How do you see Lifesprk changing even further moving forward? I know you raised your first Series A this year.

It’s not about raising the money. It’s not about having another badge on my chest. What’s happening for the future? What am I bullish on? I believe that Lifesprk has to continue to aggregate the most talented people in the world. People like Dr. Bill Thomas, our independence officer. People like Richard Leider. We have so many great people on our leadership team.

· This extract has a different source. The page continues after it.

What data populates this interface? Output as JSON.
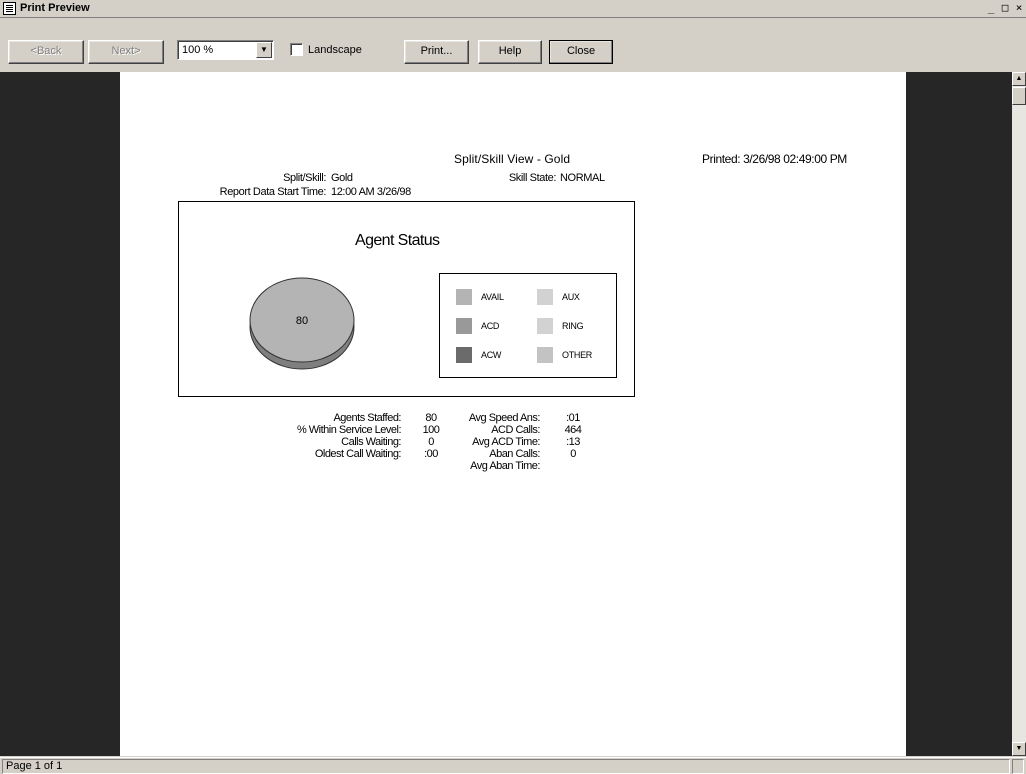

Now, when it comes to scale, I think we’ve gotten the model down, finally, after 15 years. I think the model is clear. And it’s not something we have to continue to reshape. Now we need to execute it. We’re looking to fuel that implementation and integration. We are going to raise capital to make sure that we don’t under-invest in the opportunity that we see. I could have, obviously raised money 10 years ago, five years ago, even at the very beginning. But I didn’t do it, because I wanted to have the creative freedom and control of Lifesprk.

We’re also betting big on analytics, data and information. We’re investing a lot in an electronic life record based on wellness. Not another medical record, but a life record that stays with a person through his or her entire life. It’s like a deeper EMR that, along with all the cost information, includes data on purpose, passion and identity. It includes a person’s plan, their goals, their wishes, and it tracks it and mines that wisdom to deliver much better value over time. Technology and tech enablement are a big part of our future.

What’s something you never want to change about Lifesprk or about yourself?

We’ve been successful. I could retire. I could sell the company, make a lot of money and go do the things that I like to do. But that’s not at all how I think. I don’t want to ever change by losing my passion. And that’s something I never want to see change about Lifesprk. The culture of the company is something that’s sacred. It would destroy me to see that culture, our collective passion for wellness, get destroyed, tainted or seduced.